Here are some grep examples:
Grep from match to end
Example 1
Text to match
$ gdu --version
Version: v5.20.0
Built time: Sat Oct 22 10:48:31 PM CEST 2022
Built user: dundee
gdu --version | grep -oP '(?<=Version:\t\s).*'
Output:
v5.20.0
Example 2
Text to match
$ openssl x509 -noout -enddate -in /etc/ssl/certs/COMODO_Certification_Authority.pem
notAfter=Dec 31 23:59:59 2029 GMT
Keep only value
openssl x509 -noout -enddate -in /etc/ssl/certs/COMODO_Certification_Authority.pem | grep -oP '(?<=notAfter=).*'
Dec 31 23:59:59 2029 GMT
Grep between matches
Text to match
docker inspect 9512b532dcaf1 | grep tls
"/etc/dockers/conf/web/tls:/etc/ssl/nginx:ro",
"Source": "/etc/dockers/conf/web/tls",
docker inspect 9512b532dcaf1 | grep -oP '(?<="Source": ").*(tls)'
/etc/dockers/conf/web/tls
vs
docker inspect 9512b532dcaf1 | grep -oP '(?<="Source": ").*(?=tls)'
/etc/dockers/conf/web
hey @daniejstriata, this is an interesting idea. I think that you can already do this. Take a look at these examples (based on your examples):
$ echo 'Version: v5.20.0' | choose -f 'Version:\s+' 0
v5.20.0
You could also replace the 0 with : here. The same solution applies to the openssl example.

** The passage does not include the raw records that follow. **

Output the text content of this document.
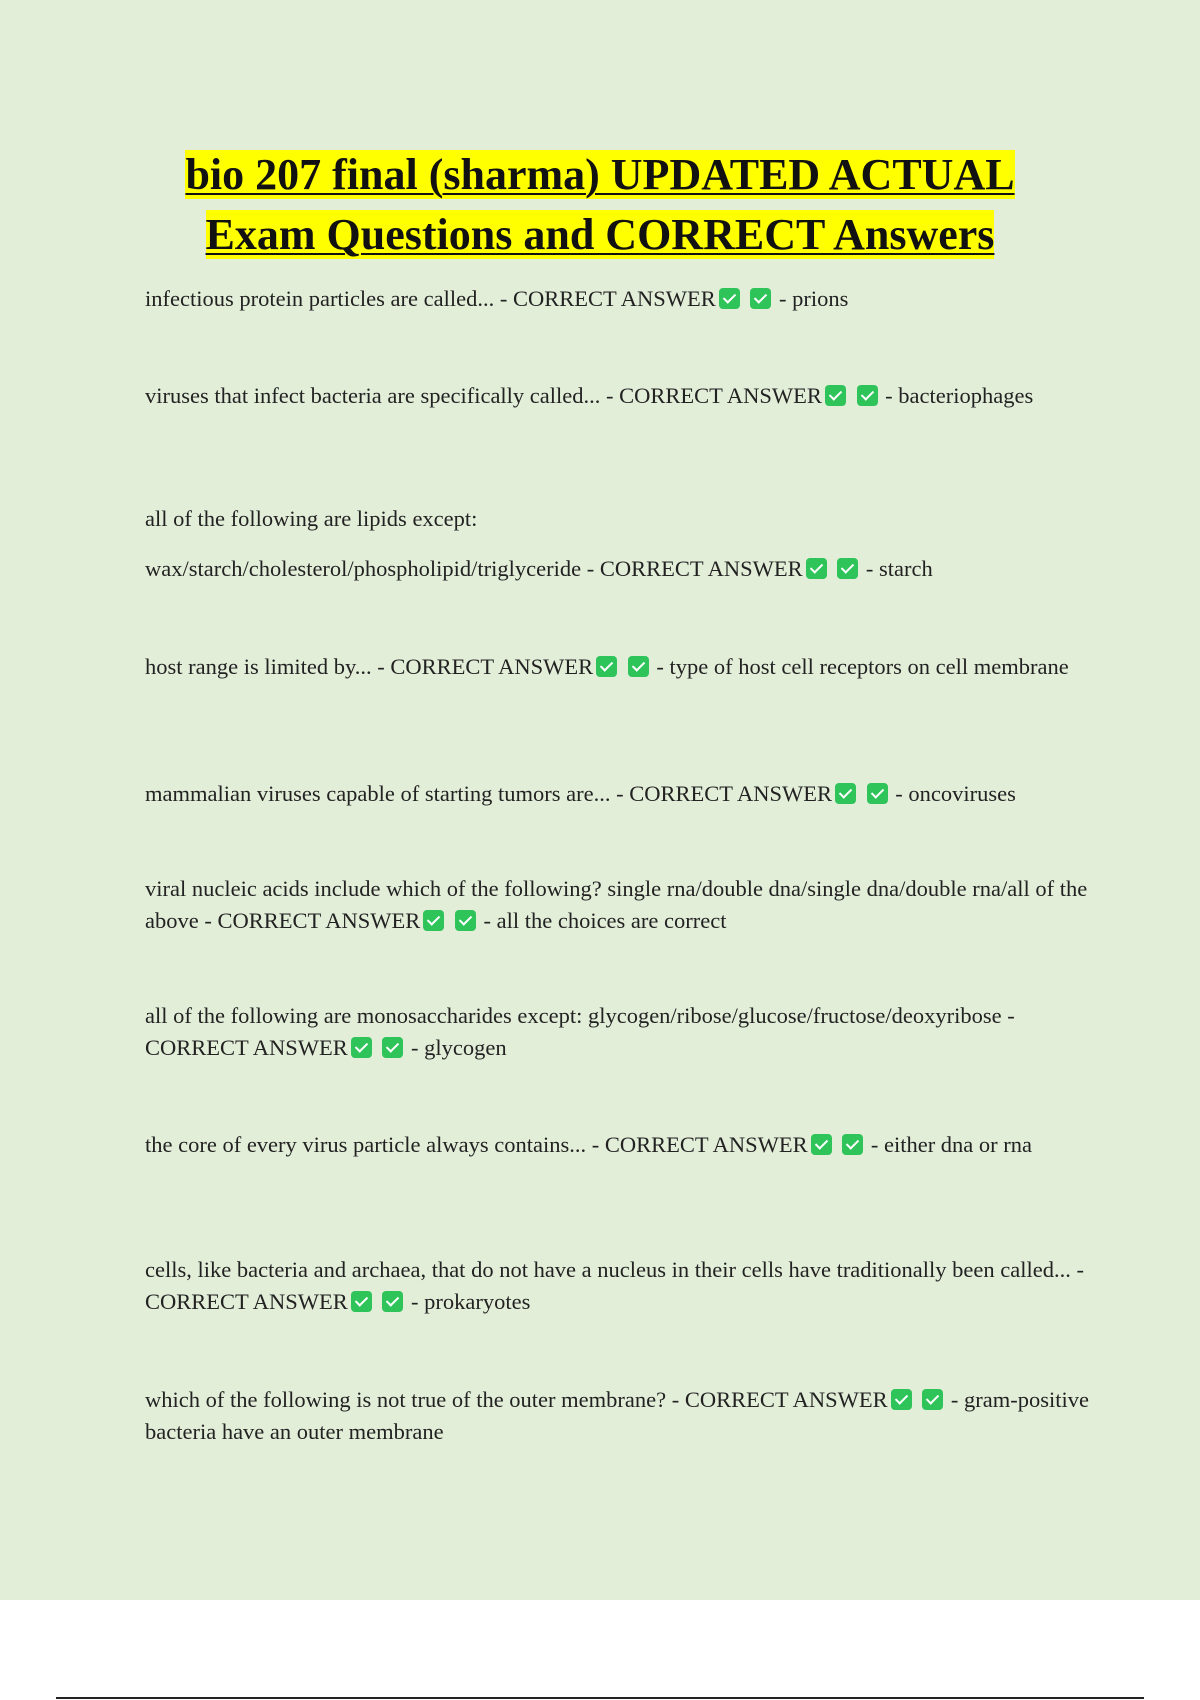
bio 207 final (sharma) UPDATED ACTUAL
Exam Questions and CORRECT Answers

infectious protein particles are called... - CORRECT ANSWER	- prions

viruses that infect bacteria are specifically called... - CORRECT ANSWER	- bacteriophages

all of the following are lipids except:

wax/starch/cholesterol/phospholipid/triglyceride - CORRECT ANSWER	- starch

host range is limited by... - CORRECT ANSWER	- type of host cell receptors on cell membrane

mammalian viruses capable of starting tumors are... - CORRECT ANSWER	- oncoviruses

viral nucleic acids include which of the following? single rna/double dna/single dna/double rna/all of the above - CORRECT ANSWER	- all the choices are correct

all of the following are monosaccharides except: glycogen/ribose/glucose/fructose/deoxyribose - CORRECT ANSWER	- glycogen

the core of every virus particle always contains... - CORRECT ANSWER	- either dna or rna

cells, like bacteria and archaea, that do not have a nucleus in their cells have traditionally been called... - CORRECT ANSWER	- prokaryotes

which of the following is not true of the outer membrane? - CORRECT ANSWER	- gram-positive bacteria have an outer membrane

> echo ' "Source": "/etc/dockers/conf/web/tls",' | choose -f '("Source": "|tls)' 1
/etc/dockers/conf/web/
Using regex field separators with an or condition (|
) lets you effectively set a beginning and end. Assuming the text only appears once in a line, the content between the start and end will always be index 1.
So returning to the string1/string2 examples at the top of your comment, the line lorem ipsum string1 dolor sit string2 amet
can be split with choose -f '(string1|string2)'
, to select the text between the separators, or choose -f 'string1'
to select the text after the separator. I believe this addresses the lower case -m, -a proposal.
Admittedly, this does not solve your suggested case of including the start and end strings, but I see no reason not to use grep "string1.*string2"
or grep "string1.*" for that case. Then you can use
choose -c` to select characters within that. This should address the upper case -M, -A proposal.
Based on these alternatives, I don't think any further change is needed to support your usecase. However, I'd be interested to hear if you feel differently and have more examples.